Friday, April 27, 2012

Return to the Cold

There hasn’t been a great deal of activity here in recent weeks.  Mostly this is because I’m in the middle of trying to revise EPOCH, my horror roleplaying game, and add some adventures.  Posted below is a teaser extract of the blurb and cover:
"EPOCH is the game of character-driven horror.  At its heart is the goal of delivering a genuinely scary experience in a single game session.  EPOCH delivers this by identifying, and cutting through, conventional barriers to achieving strong player engagement, placing the focus squarely on character and supporting this with a simple, yet evocative, system.
There will be blood…  EPOCH is a game of survival horror, and much like the movies, not all of the characters can expect to survive until the final scene.  Unlike many other games, EPOCH players have complete control over the fate of their characters.  They may know the rules of the horror genre, but who becomes a victim, and how, is different every time.

There will be drama…  EPOCH rewards interesting character play with increased chances of character survival.  Players are not just the protagonists, but also act as the audience who hold the fate of all the characters in their hands.  Using a simple, flexible, character creation method, complications and flashbacks, players shape their back story to reveal interesting new facts and surprising twists.
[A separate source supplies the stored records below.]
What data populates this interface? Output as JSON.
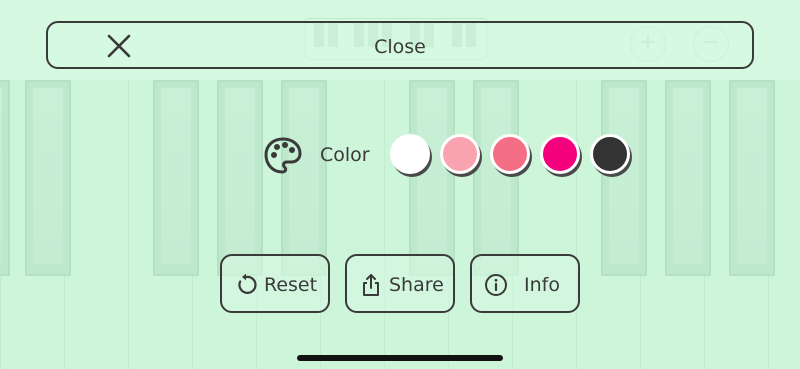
{
  "close_bar": {
    "label": "Close"
  },
  "color_picker": {
    "label": "Color",
    "swatches": [
      "#ffffff",
      "#f9a3b0",
      "#f46f86",
      "#f5007d",
      "#333333"
    ]
  },
  "actions": {
    "reset_label": "Reset",
    "share_label": "Share",
    "info_label": "Info"
  },
  "theme": {
    "background": "#ccf5d9",
    "outline": "#3a3a3a"
  }
}
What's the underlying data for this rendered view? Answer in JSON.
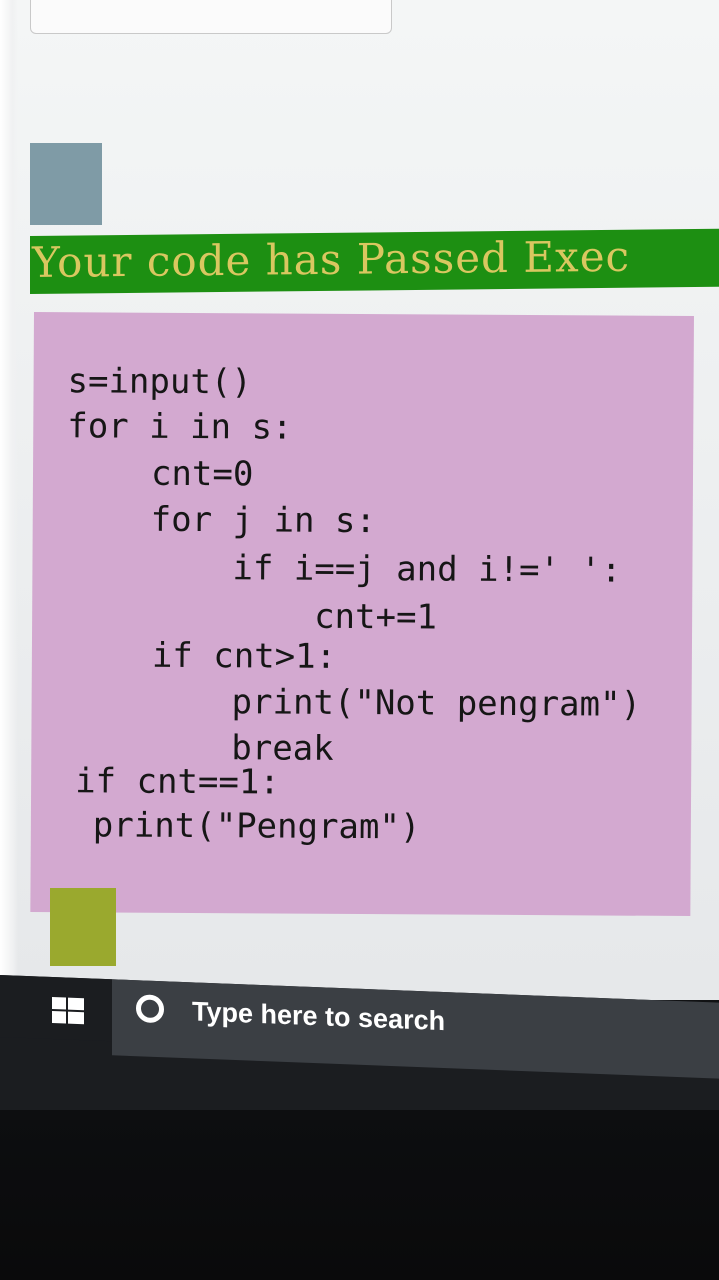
{
  "status": {
    "message": "Your code has Passed Exec",
    "bar_color": "#1d8f12",
    "text_color": "#d9c760"
  },
  "code": {
    "panel_color": "#d3a9d0",
    "lines": [
      "s=input()",
      "for i in s:",
      "cnt=0",
      "for j in s:",
      "if i==j and i!=' ':",
      "cnt+=1",
      "if cnt>1:",
      "print(\"Not pengram\")",
      "break",
      "if cnt==1:",
      "print(\"Pengram\")"
    ]
  },
  "taskbar": {
    "start_icon": "windows-logo-icon",
    "search_icon": "cortana-ring-icon",
    "search_placeholder": "Type here to search"
  },
  "colors": {
    "square_gray": "#7f9ba6",
    "square_olive": "#9aa92e"
  }
}
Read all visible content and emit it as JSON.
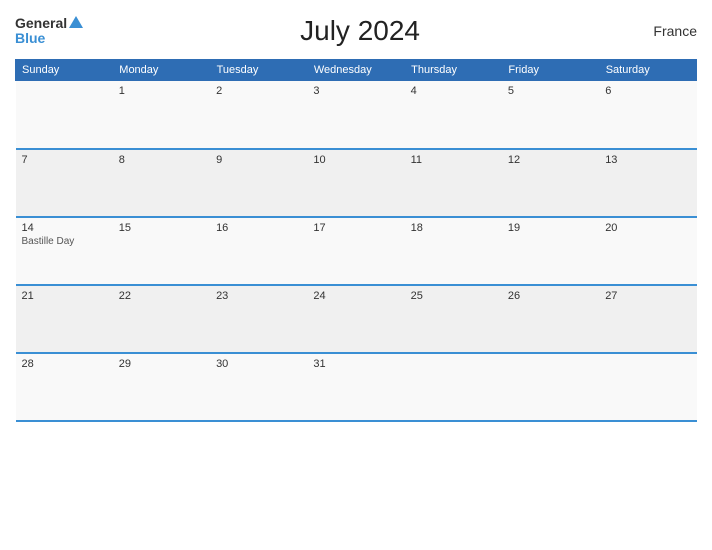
{
  "header": {
    "title": "July 2024",
    "country": "France",
    "logo_general": "General",
    "logo_blue": "Blue"
  },
  "weekdays": [
    "Sunday",
    "Monday",
    "Tuesday",
    "Wednesday",
    "Thursday",
    "Friday",
    "Saturday"
  ],
  "weeks": [
    [
      {
        "day": "",
        "event": ""
      },
      {
        "day": "1",
        "event": ""
      },
      {
        "day": "2",
        "event": ""
      },
      {
        "day": "3",
        "event": ""
      },
      {
        "day": "4",
        "event": ""
      },
      {
        "day": "5",
        "event": ""
      },
      {
        "day": "6",
        "event": ""
      }
    ],
    [
      {
        "day": "7",
        "event": ""
      },
      {
        "day": "8",
        "event": ""
      },
      {
        "day": "9",
        "event": ""
      },
      {
        "day": "10",
        "event": ""
      },
      {
        "day": "11",
        "event": ""
      },
      {
        "day": "12",
        "event": ""
      },
      {
        "day": "13",
        "event": ""
      }
    ],
    [
      {
        "day": "14",
        "event": "Bastille Day"
      },
      {
        "day": "15",
        "event": ""
      },
      {
        "day": "16",
        "event": ""
      },
      {
        "day": "17",
        "event": ""
      },
      {
        "day": "18",
        "event": ""
      },
      {
        "day": "19",
        "event": ""
      },
      {
        "day": "20",
        "event": ""
      }
    ],
    [
      {
        "day": "21",
        "event": ""
      },
      {
        "day": "22",
        "event": ""
      },
      {
        "day": "23",
        "event": ""
      },
      {
        "day": "24",
        "event": ""
      },
      {
        "day": "25",
        "event": ""
      },
      {
        "day": "26",
        "event": ""
      },
      {
        "day": "27",
        "event": ""
      }
    ],
    [
      {
        "day": "28",
        "event": ""
      },
      {
        "day": "29",
        "event": ""
      },
      {
        "day": "30",
        "event": ""
      },
      {
        "day": "31",
        "event": ""
      },
      {
        "day": "",
        "event": ""
      },
      {
        "day": "",
        "event": ""
      },
      {
        "day": "",
        "event": ""
      }
    ]
  ]
}
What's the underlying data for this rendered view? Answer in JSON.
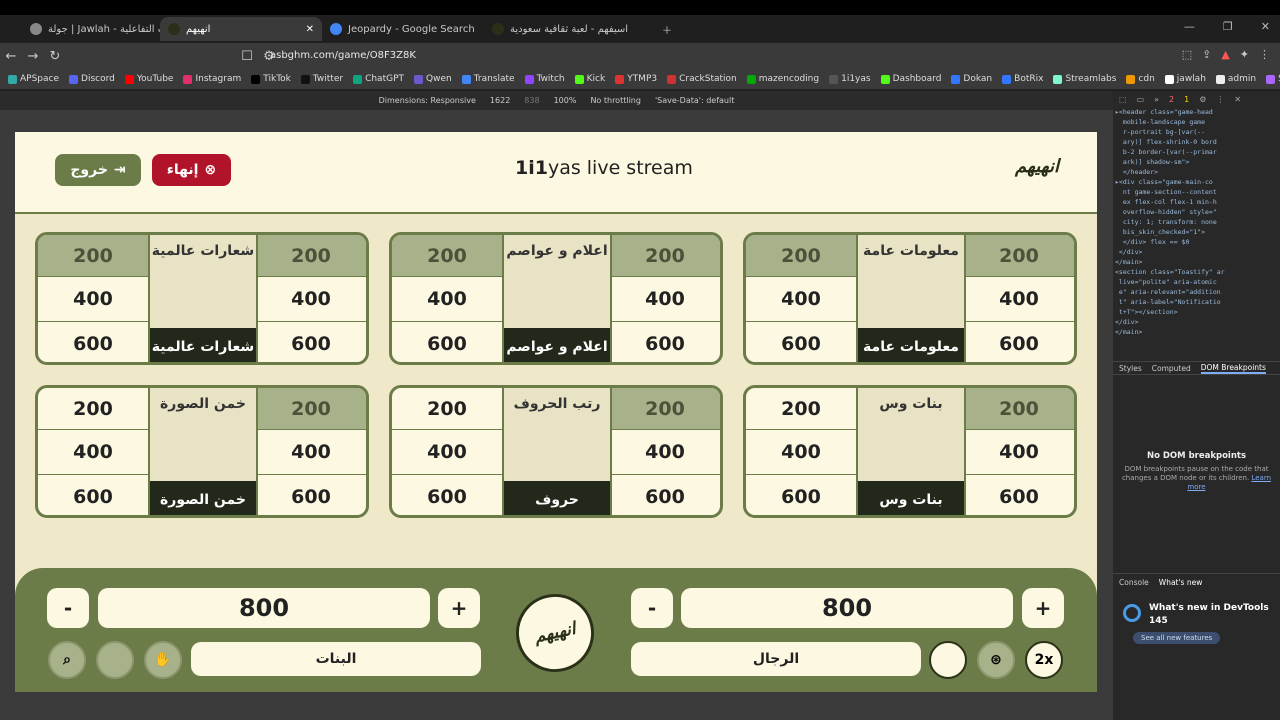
{
  "browser": {
    "tabs": [
      {
        "title": "جولة | Jawlah - منصة الألعاب التفاعلية",
        "active": false
      },
      {
        "title": "انهيهم",
        "active": true
      },
      {
        "title": "Jeopardy - Google Search",
        "active": false
      },
      {
        "title": "اسيفهم - لعبة ثقافية سعودية",
        "active": false
      }
    ],
    "url": "asbghm.com/game/O8F3Z8K",
    "bookmarks": [
      "APSpace",
      "Discord",
      "YouTube",
      "Instagram",
      "TikTok",
      "Twitter",
      "ChatGPT",
      "Qwen",
      "Translate",
      "Twitch",
      "Kick",
      "YTMP3",
      "CrackStation",
      "mazencoding",
      "1i1yas",
      "Dashboard",
      "Dokan",
      "BotRix",
      "Streamlabs",
      "cdn",
      "jawlah",
      "admin",
      "Spacemail"
    ],
    "devbar": {
      "dimensions": "Dimensions: Responsive",
      "width": "1622",
      "height": "838",
      "zoom": "100%",
      "throttle": "No throttling",
      "savedata": "'Save-Data': default"
    }
  },
  "game": {
    "logo": "انهيهم",
    "title_bold": "1i1",
    "title_rest": "yas live stream",
    "exit_label": "خروج",
    "end_label": "إنهاء",
    "categories": [
      {
        "name": "معلومات عامة",
        "img_text": "معلومات عامة",
        "left": [
          "200",
          "400",
          "600"
        ],
        "right": [
          "200",
          "400",
          "600"
        ],
        "used_left": [
          true,
          false,
          false
        ],
        "used_right": [
          true,
          false,
          false
        ]
      },
      {
        "name": "اعلام و عواصم",
        "img_text": "اعلام و عواصم",
        "left": [
          "200",
          "400",
          "600"
        ],
        "right": [
          "200",
          "400",
          "600"
        ],
        "used_left": [
          true,
          false,
          false
        ],
        "used_right": [
          true,
          false,
          false
        ]
      },
      {
        "name": "شعارات عالمية",
        "img_text": "شعارات عالمية",
        "left": [
          "200",
          "400",
          "600"
        ],
        "right": [
          "200",
          "400",
          "600"
        ],
        "used_left": [
          true,
          false,
          false
        ],
        "used_right": [
          true,
          false,
          false
        ]
      },
      {
        "name": "بنات وس",
        "img_text": "بنات وس",
        "left": [
          "200",
          "400",
          "600"
        ],
        "right": [
          "200",
          "400",
          "600"
        ],
        "used_left": [
          false,
          false,
          false
        ],
        "used_right": [
          true,
          false,
          false
        ]
      },
      {
        "name": "حروف",
        "img_text": "رتب الحروف",
        "left": [
          "200",
          "400",
          "600"
        ],
        "right": [
          "200",
          "400",
          "600"
        ],
        "used_left": [
          false,
          false,
          false
        ],
        "used_right": [
          true,
          false,
          false
        ]
      },
      {
        "name": "خمن الصورة",
        "img_text": "خمن الصورة",
        "left": [
          "200",
          "400",
          "600"
        ],
        "right": [
          "200",
          "400",
          "600"
        ],
        "used_left": [
          false,
          false,
          false
        ],
        "used_right": [
          true,
          false,
          false
        ]
      }
    ],
    "teams": [
      {
        "name": "البنات",
        "score": "800"
      },
      {
        "name": "الرجال",
        "score": "800"
      }
    ],
    "minus": "-",
    "plus": "+",
    "double_label": "2x"
  },
  "devtools": {
    "tabs": [
      "Styles",
      "Computed",
      "DOM Breakpoints"
    ],
    "nodom_title": "No DOM breakpoints",
    "nodom_text": "DOM breakpoints pause on the code that changes a DOM node or its children.",
    "learn_more": "Learn more",
    "drawer_tabs": [
      "Console",
      "What's new"
    ],
    "news_title": "What's new in DevTools 145",
    "see_all": "See all new features",
    "errors": "2",
    "warnings": "1"
  },
  "colors": {
    "olive": "#6b7c48",
    "cream": "#fdf8e1",
    "red": "#b0132a",
    "dark": "#22291a"
  }
}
There will be a reckoning… EPOCH assumes a high level of character competence, streamlining skills and abilities, and placing the focus back on the characters’ story and the personal impact of the horror.  But victory is never assured, evil may prevail, and the true cost of the horror is never fully revealed until the final credits roll."

Thanks to Doug for an amazing job with the cover art.

In other game news, I finished running Lure of the Expanse with a suitably epic ending.  As with the rest of Lure, the ending has grand ambition and scope, but is not backed up with a lot of detail.  I think the campaign could easily have been 2-3 times longer and really done a great job of each of the really ambitious and fascinating elements. As it is, it feels like the outline of a truly great campaign, but ultimately fails to deliver on its promise..

This week I hope to run a one-off game of Flying Coffins for my Cthulhu group this week - I've long throught WWI aviators would make a great cthulhu adventure, and even wrote a plot outline of an adventure myself, but have yet to write it up:

Next, in time for the return of winter, it’s a journey Beyond the Mountains of Madness.  I’m using a toned down version of my pulp house rules, which allow the players a finite number of skill re-rolls.  I’ve also drawn on the Pillars of Sanity concept from Trail of Cthulhu to have the players crate several anchors for each character – unfulfilled ambitions or links to the world, which can restore a limited amount of sanity during the campaign with appropriate play.